Я видел, как живет Италия | страница 54
Марке
Толентино в Марке был когда-то тихим городком с пятью тысячами жителей и вдвое большим количеством крестьян в окрестностях. В «городе» жили только синьоры — потомственные и новоявленные. Чтобы стать синьором, достаточно было купить ферму и поселить на ней испольщика. Новоиспеченные signori получали такой доход, которого как раз хватало, чтобы не умереть с голоду. Но зато они не работали; у них и без того было полно забот, потому что надо было постоянно поддерживать престиж. Их дети были уже signorini (барчуки). Внуки же в соответствии с законами итальянского словообразования станут называться signoroni.
Как раз в эти места в 1942–1943 годах меня и Лиллу перевели на «свободное поселение». Жить в таком городке пусть даже под надзором — это ли не удача. Раз в день мы являлись отмечаться в полицию. Все остальное время мы были свободны, но должны были соблюдать два условия: не выходить за границы общины и не осквернять чистую итальянскую расу общением с нею. Правительство определило нам восемь лир в день на человека. Что касается остального, нам предоставлялось arrangiare[61]. Мы стали давать уроки. У меня были ученики в возрасте от пяти до двадцати двух лет. Самым трудным оказался маленький Джулио, которого неизвестно зачем учили английскому языку. Бедному ребенку это совсем не нравилось. Они с матерью жили в гостинице, так что утаиться было невозможно, тем более что, едва я входил в вестибюль, треклятый мальчишка начинал кататься по полу и вопить:
— Нет! Не хочу английских уроков. Мне надоел учитель английского языка!
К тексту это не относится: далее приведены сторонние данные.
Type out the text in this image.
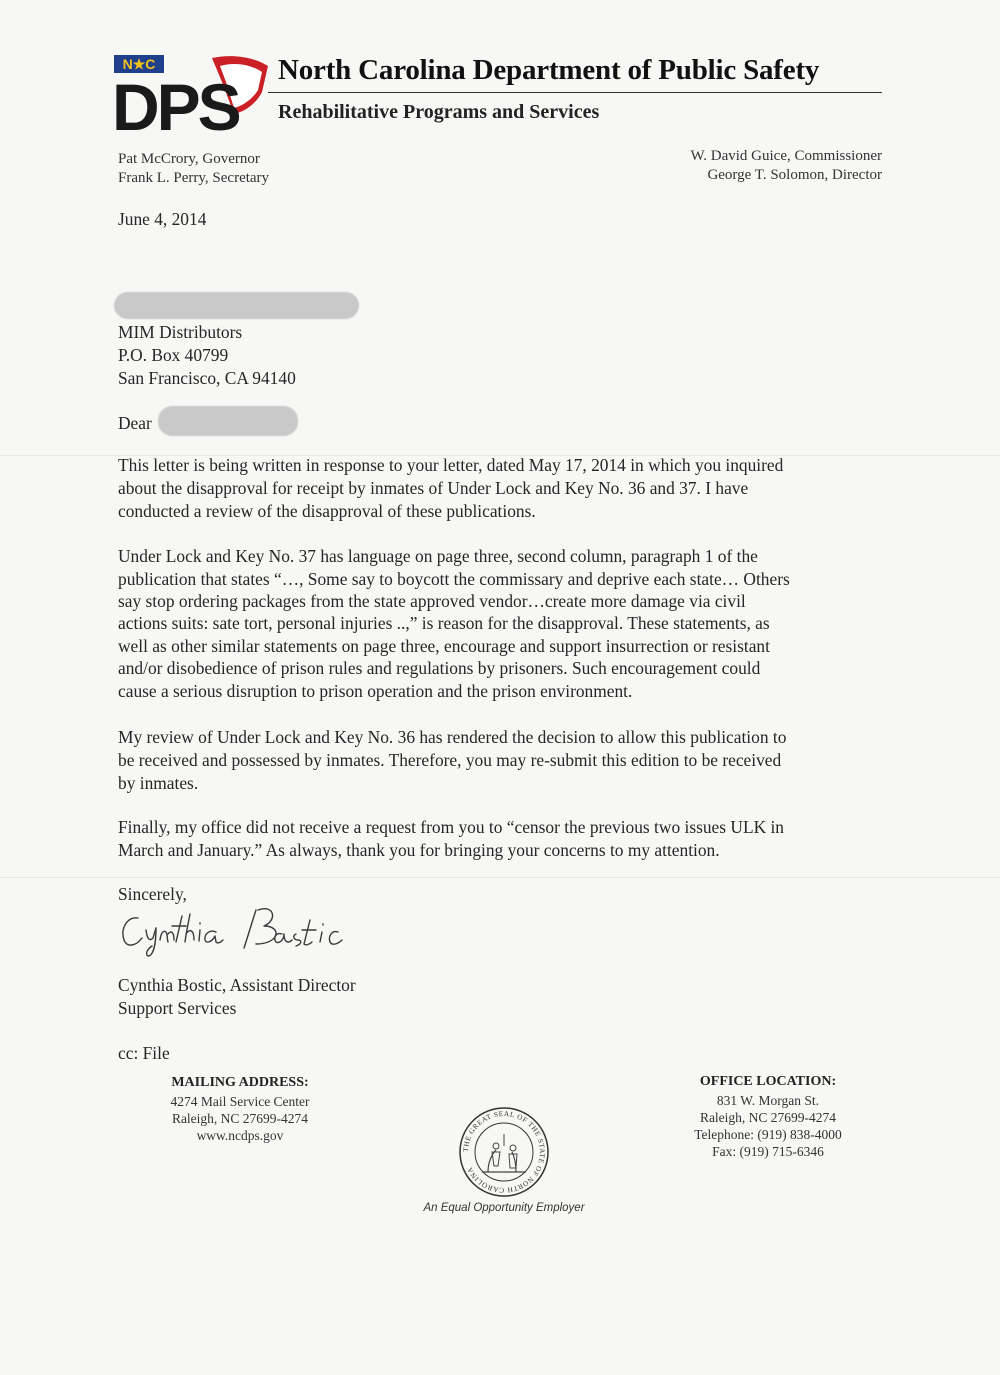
N★C
DPS North Carolina Department of Public Safety
Rehabilitative Programs and Services
Pat McCrory, Governor
Frank L. Perry, Secretary
W. David Guice, Commissioner
George T. Solomon, Director
June 4, 2014
MIM Distributors
P.O. Box 40799
San Francisco, CA 94140
Dear
This letter is being written in response to your letter, dated May 17, 2014 in which you inquired
about the disapproval for receipt by inmates of Under Lock and Key No. 36 and 37. I have
conducted a review of the disapproval of these publications.
Under Lock and Key No. 37 has language on page three, second column, paragraph 1 of the
publication that states “…, Some say to boycott the commissary and deprive each state… Others
say stop ordering packages from the state approved vendor…create more damage via civil
actions suits: sate tort, personal injuries ..,” is reason for the disapproval. These statements, as
well as other similar statements on page three, encourage and support insurrection or resistant
and/or disobedience of prison rules and regulations by prisoners. Such encouragement could
cause a serious disruption to prison operation and the prison environment.
My review of Under Lock and Key No. 36 has rendered the decision to allow this publication to
be received and possessed by inmates. Therefore, you may re-submit this edition to be received
by inmates.
Finally, my office did not receive a request from you to “censor the previous two issues ULK in
March and January.” As always, thank you for bringing your concerns to my attention.
Sincerely,
Cynthia Bostic, Assistant Director
Support Services
cc: File
MAILING ADDRESS:
4274 Mail Service Center
Raleigh, NC 27699-4274
www.ncdps.gov
THE GREAT SEAL OF THE STATE OF NORTH CAROLINA
OFFICE LOCATION:
831 W. Morgan St.
Raleigh, NC 27699-4274
Telephone: (919) 838-4000
Fax: (919) 715-6346
An Equal Opportunity Employer
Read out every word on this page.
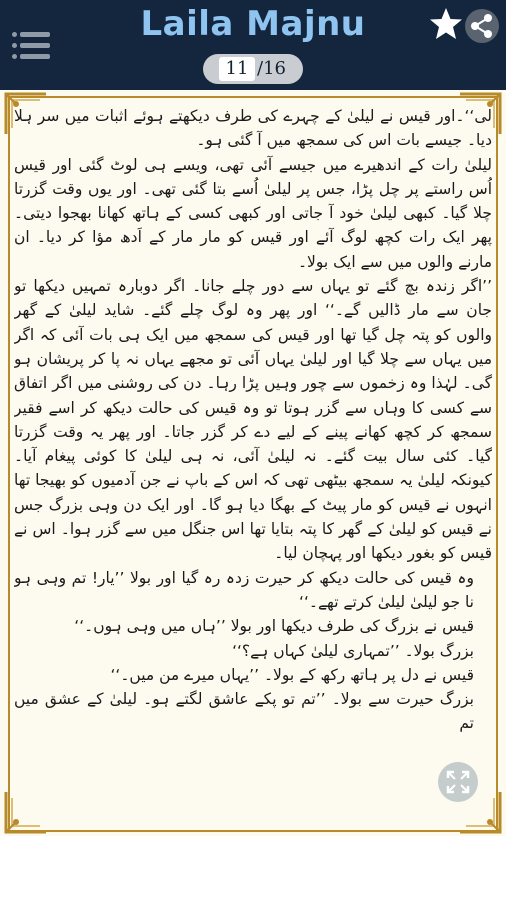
Laila Majnu
11 /16

لی‘‘۔اور قیس نے لیلیٰ کے چہرے کی طرف دیکھتے ہوئے اثبات میں سر ہلا دیا۔ جیسے بات اس کی سمجھ میں آ گئی ہو۔

لیلیٰ رات کے اندھیرے میں جیسے آئی تھی، ویسے ہی لوٹ گئی اور قیس اُس راستے پر چل پڑا، جس پر لیلیٰ اُسے بتا گئی تھی۔ اور یوں وقت گزرتا چلا گیا۔ کبھی لیلیٰ خود آ جاتی اور کبھی کسی کے ہاتھ کھانا بھجوا دیتی۔ پھر ایک رات کچھ لوگ آئے اور قیس کو مار مار کے اَدھ مؤا کر دیا۔ ان مارنے والوں میں سے ایک بولا۔

’’اگر زندہ بچ گئے تو یہاں سے دور چلے جانا۔ اگر دوبارہ تمہیں دیکھا تو جان سے مار ڈالیں گے۔‘‘ اور پھر وہ لوگ چلے گئے۔ شاید لیلیٰ کے گھر والوں کو پتہ چل گیا تھا اور قیس کی سمجھ میں ایک ہی بات آئی کہ اگر میں یہاں سے چلا گیا اور لیلیٰ یہاں آئی تو مجھے یہاں نہ پا کر پریشان ہو گی۔ لہٰذا وہ زخموں سے چور وہیں پڑا رہا۔ دن کی روشنی میں اگر اتفاق سے کسی کا وہاں سے گزر ہوتا تو وہ قیس کی حالت دیکھ کر اسے فقیر سمجھ کر کچھ کھانے پینے کے لیے دے کر گزر جاتا۔ اور پھر یہ وقت گزرتا گیا۔ کئی سال بیت گئے۔ نہ لیلیٰ آئی، نہ ہی لیلیٰ کا کوئی پیغام آیا۔ کیونکہ لیلیٰ یہ سمجھ بیٹھی تھی کہ اس کے باپ نے جن آدمیوں کو بھیجا تھا انہوں نے قیس کو مار پیٹ کے بھگا دیا ہو گا۔ اور ایک دن وہی بزرگ جس نے قیس کو لیلیٰ کے گھر کا پتہ بتایا تھا اس جنگل میں سے گزر ہوا۔ اس نے قیس کو بغور دیکھا اور پہچان لیا۔

وہ قیس کی حالت دیکھ کر حیرت زدہ رہ گیا اور بولا ’’یار! تم وہی ہو نا جو لیلیٰ لیلیٰ کرتے تھے۔‘‘

قیس نے بزرگ کی طرف دیکھا اور بولا ’’ہاں میں وہی ہوں۔‘‘

بزرگ بولا۔ ’’تمہاری لیلیٰ کہاں ہے؟‘‘

قیس نے دل پر ہاتھ رکھ کے بولا۔ ’’یہاں میرے من میں۔‘‘

بزرگ حیرت سے بولا۔ ’’تم تو پکے عاشق لگتے ہو۔ لیلیٰ کے عشق میں تم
Хоть вешайся! Кончилось тем, что подеста узнал об этом и вызвал меня к себе. Произошло весьма неприятное объяснение. На случай если недоразумение повторится, мне обещали ссылку на Липарские острова.
Среди моих учеников была группа молодых людей. Они приходили ко мне только с наступлением темноты, одетые в целях конспирации в темные плащи, и вели рискованную игру в заговор против государства. Самый старший из них, которому было шестнадцать, был уверен, что он восстановил свою девственность, потому что соблюдал целомудрие целых восемнадцать месяцев. Невежественность, в которой держали этих молодых людей фашистские школьные учебники, была просто преступной.
— А что такое коммунизм, профессор? Что такое социализм?
Весной 1943 года, когда оппозиция режиму стала явной, ораторы фашистской партии начали предпринимать агитационные поездки, похожие на карательные экспедиции. И я очень боялся, что в последний момент, накануне избавления от всех бед, какой-нибудь глупый случай в самом деле отправит меня на острова и отодвинет момент освобождения. Но положение обязывает: не желая, чтобы мое малодушие дискредитировало идеи, которые я проповедовал, я решил пойти на площадь и выслушать напыщенную речь особоуполномоченного в черном мундире. Получилось так, что я заранее предугадал большую часть пустых и звонких фраз, из которых состояла речь оратора (это было совсем нетрудно — речь была набором штампованных оборотов, доступных любому). Мои молодые люди были поражены моей проницательностью и принялись разыскивать меня в толпе. Их подмигивания грозили окончательно меня скомпрометировать. Вскоре эти безрассудные парни окружили меня с решительным видом почетной охраны. Мне стало совсем нехорошо, особенно после того, как один из них показал из-под полы плаща штык, вероятно украденный у отца. Я хотел убраться подобру-поздорову, но не тут-то было. Мои ученики сгрудились вокруг и безо всякого стеснения насмехались над оратором среди общих рукоплесканий.